As a self-examining adult committed to a better life, I have always been excited by the idea that we are Creators of our own lives. At the same time, I admit I have sometimes found myself thinking as if life was “happening” to me, as if I wasn’t in charge of it. I can’t explain this, except to say that quite often I found myself thinking and acting as if I didn’t get to say how my life went.
The story went something like this:
Life sucks. There’s nothing you can do. You can’t have what you want. I’m sorry. It’s just how it is.
Yeah, I know. That point of view sucks. And it’s sort of baffling that I would ever believe it.
I am learning that thoughts can be tricky. They can just sort of creep up on you, and then–voila!–you find yourself thirty years later asking yourself, “Why in the hell was I believing that bullshit?”
Or is that just me?
The answer to this appears to be that we believe things starting usually in our childhood, when we just don’t know any better. So we can get “stuck” thinking certain disempowering ways. We aren’t actually stuck, yet those habitual thinking patterns become automatic. They become so easy to do. They start to feel natural… even if they are painful. It takes work to change thoughts. It takes faith to reach for something that feels better, especially if you haven’t experienced something better, or at least have forgotten the time when you did. It also takes persistence: those pesky negative thought patterns often refuse to go away. They are practically embedded into our cells!
A man by the name of Dr. Joe Dispenza talks about how our bodies literally become our mind, that our body responds to the thoughts we think and then basically embeds those thoughts into our our body. In fact, we are chemically wired such that, by the time we are thirty-five, 95% of our behavior is automatic (!).

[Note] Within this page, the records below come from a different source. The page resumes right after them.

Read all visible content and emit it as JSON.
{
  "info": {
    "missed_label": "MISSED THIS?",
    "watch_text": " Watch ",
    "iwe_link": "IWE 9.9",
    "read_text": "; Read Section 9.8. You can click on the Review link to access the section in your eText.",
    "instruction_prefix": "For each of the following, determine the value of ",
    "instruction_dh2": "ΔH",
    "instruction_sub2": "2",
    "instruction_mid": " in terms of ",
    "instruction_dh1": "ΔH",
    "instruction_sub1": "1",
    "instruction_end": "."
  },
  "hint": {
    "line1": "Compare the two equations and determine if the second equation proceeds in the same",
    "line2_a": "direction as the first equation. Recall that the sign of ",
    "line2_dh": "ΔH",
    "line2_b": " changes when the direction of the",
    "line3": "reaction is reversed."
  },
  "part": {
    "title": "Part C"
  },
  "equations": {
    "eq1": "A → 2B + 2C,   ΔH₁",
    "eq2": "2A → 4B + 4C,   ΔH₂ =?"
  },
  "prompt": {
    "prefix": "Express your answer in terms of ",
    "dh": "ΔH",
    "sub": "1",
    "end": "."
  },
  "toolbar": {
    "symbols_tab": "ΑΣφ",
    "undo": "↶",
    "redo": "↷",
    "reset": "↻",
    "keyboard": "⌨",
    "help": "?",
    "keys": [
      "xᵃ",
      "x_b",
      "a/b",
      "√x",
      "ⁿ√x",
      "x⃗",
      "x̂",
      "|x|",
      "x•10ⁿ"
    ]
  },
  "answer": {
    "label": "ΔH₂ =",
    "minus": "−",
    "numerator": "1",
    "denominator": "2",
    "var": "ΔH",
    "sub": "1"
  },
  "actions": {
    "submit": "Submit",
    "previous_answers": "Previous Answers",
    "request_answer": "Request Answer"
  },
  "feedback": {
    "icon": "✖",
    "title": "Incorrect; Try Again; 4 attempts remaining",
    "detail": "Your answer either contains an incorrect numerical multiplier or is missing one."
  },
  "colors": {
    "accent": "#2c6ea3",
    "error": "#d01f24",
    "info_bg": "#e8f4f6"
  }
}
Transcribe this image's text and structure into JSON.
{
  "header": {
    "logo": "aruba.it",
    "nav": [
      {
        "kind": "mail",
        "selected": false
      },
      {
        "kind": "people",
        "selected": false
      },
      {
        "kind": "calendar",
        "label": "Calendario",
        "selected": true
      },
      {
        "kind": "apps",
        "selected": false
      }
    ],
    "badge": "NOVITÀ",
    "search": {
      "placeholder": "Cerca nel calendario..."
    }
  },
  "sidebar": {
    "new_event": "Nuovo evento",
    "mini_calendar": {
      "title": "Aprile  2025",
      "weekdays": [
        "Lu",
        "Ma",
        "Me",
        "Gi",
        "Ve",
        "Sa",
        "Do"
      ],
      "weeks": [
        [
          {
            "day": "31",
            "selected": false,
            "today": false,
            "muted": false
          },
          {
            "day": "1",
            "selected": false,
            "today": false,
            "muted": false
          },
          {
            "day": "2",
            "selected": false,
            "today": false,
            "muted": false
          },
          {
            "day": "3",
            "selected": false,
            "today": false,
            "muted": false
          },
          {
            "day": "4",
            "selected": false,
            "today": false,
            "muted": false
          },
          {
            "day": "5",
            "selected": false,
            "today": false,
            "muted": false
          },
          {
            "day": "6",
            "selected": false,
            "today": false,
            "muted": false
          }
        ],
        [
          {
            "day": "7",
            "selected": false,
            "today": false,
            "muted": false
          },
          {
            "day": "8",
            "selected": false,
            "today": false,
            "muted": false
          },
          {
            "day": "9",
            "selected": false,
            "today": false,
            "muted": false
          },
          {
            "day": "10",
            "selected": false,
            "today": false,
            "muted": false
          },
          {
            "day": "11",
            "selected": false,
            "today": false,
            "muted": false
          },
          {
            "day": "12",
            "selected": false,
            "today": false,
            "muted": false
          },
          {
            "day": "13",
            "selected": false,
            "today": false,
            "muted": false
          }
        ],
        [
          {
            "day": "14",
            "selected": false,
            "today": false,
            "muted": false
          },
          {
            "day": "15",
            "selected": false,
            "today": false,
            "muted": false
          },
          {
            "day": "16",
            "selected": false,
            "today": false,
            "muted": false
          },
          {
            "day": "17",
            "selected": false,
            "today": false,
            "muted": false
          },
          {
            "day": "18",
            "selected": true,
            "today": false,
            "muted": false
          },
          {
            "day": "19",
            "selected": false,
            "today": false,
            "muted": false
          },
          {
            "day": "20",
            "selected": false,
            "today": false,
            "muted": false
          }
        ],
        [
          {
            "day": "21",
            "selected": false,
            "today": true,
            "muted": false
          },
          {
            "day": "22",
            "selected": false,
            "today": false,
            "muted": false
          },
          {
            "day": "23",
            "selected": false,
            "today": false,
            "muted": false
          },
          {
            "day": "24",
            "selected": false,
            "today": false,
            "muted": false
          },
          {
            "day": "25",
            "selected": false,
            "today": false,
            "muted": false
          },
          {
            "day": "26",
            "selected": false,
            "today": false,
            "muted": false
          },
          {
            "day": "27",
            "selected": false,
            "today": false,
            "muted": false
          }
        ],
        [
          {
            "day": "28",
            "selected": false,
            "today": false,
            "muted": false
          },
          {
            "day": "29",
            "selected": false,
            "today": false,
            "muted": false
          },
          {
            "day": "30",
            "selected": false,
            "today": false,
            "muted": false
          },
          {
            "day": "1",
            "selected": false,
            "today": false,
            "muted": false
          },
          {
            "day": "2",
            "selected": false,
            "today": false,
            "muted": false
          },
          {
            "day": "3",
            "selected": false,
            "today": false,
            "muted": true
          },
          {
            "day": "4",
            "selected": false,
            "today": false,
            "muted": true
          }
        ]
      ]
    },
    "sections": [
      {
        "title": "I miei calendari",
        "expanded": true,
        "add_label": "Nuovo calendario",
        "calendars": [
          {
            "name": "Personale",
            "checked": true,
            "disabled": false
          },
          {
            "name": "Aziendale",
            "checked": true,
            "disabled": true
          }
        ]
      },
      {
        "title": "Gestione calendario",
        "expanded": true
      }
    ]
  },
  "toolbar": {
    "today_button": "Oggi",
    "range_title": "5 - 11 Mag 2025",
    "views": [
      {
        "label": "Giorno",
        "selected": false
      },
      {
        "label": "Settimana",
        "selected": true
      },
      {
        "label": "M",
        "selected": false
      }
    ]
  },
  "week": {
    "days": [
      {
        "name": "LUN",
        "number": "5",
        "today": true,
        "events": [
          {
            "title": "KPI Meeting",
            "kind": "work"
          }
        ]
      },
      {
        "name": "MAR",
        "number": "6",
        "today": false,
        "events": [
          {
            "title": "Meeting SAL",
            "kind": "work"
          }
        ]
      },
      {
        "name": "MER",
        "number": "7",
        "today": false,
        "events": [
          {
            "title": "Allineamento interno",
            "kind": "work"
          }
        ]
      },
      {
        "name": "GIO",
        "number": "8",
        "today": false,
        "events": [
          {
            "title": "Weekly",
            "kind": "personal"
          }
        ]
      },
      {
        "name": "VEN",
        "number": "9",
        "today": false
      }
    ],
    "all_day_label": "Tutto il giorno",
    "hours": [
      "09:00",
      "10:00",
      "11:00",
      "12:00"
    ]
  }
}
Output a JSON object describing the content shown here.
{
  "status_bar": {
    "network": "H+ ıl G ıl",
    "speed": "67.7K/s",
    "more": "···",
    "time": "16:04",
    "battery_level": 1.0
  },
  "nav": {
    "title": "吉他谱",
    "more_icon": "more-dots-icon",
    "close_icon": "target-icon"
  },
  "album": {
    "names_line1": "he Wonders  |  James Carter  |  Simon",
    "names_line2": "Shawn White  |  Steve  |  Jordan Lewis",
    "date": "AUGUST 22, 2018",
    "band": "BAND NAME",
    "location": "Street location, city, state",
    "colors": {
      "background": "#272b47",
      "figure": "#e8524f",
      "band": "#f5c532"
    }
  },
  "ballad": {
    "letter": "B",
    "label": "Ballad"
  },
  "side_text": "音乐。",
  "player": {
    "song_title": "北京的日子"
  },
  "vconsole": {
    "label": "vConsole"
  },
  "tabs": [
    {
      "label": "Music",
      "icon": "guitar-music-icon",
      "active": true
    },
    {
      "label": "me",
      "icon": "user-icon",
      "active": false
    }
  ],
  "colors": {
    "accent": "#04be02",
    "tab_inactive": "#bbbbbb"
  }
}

As I recall, Dispenza explains that it takes a tremendous act of will to change the brain, to re-wire the nervous system. You literally have to have a focus and an emotional response that is bigger and stronger than the automatic pre-programmed ones.
Going back to my initial statement, I love the idea that it is possible to develop a completely positive mindset, no matter what you previous thoughts or beliefs. I love the idea of getting to write my own story, tell my own new story unrestrained by the past.
I love the idea of creating my life.
What do ya say? Are you game? If you are, then let’s create our lives in the image of what we desire them to be.
After all, we created them to be the way they have been. Why not create them anew?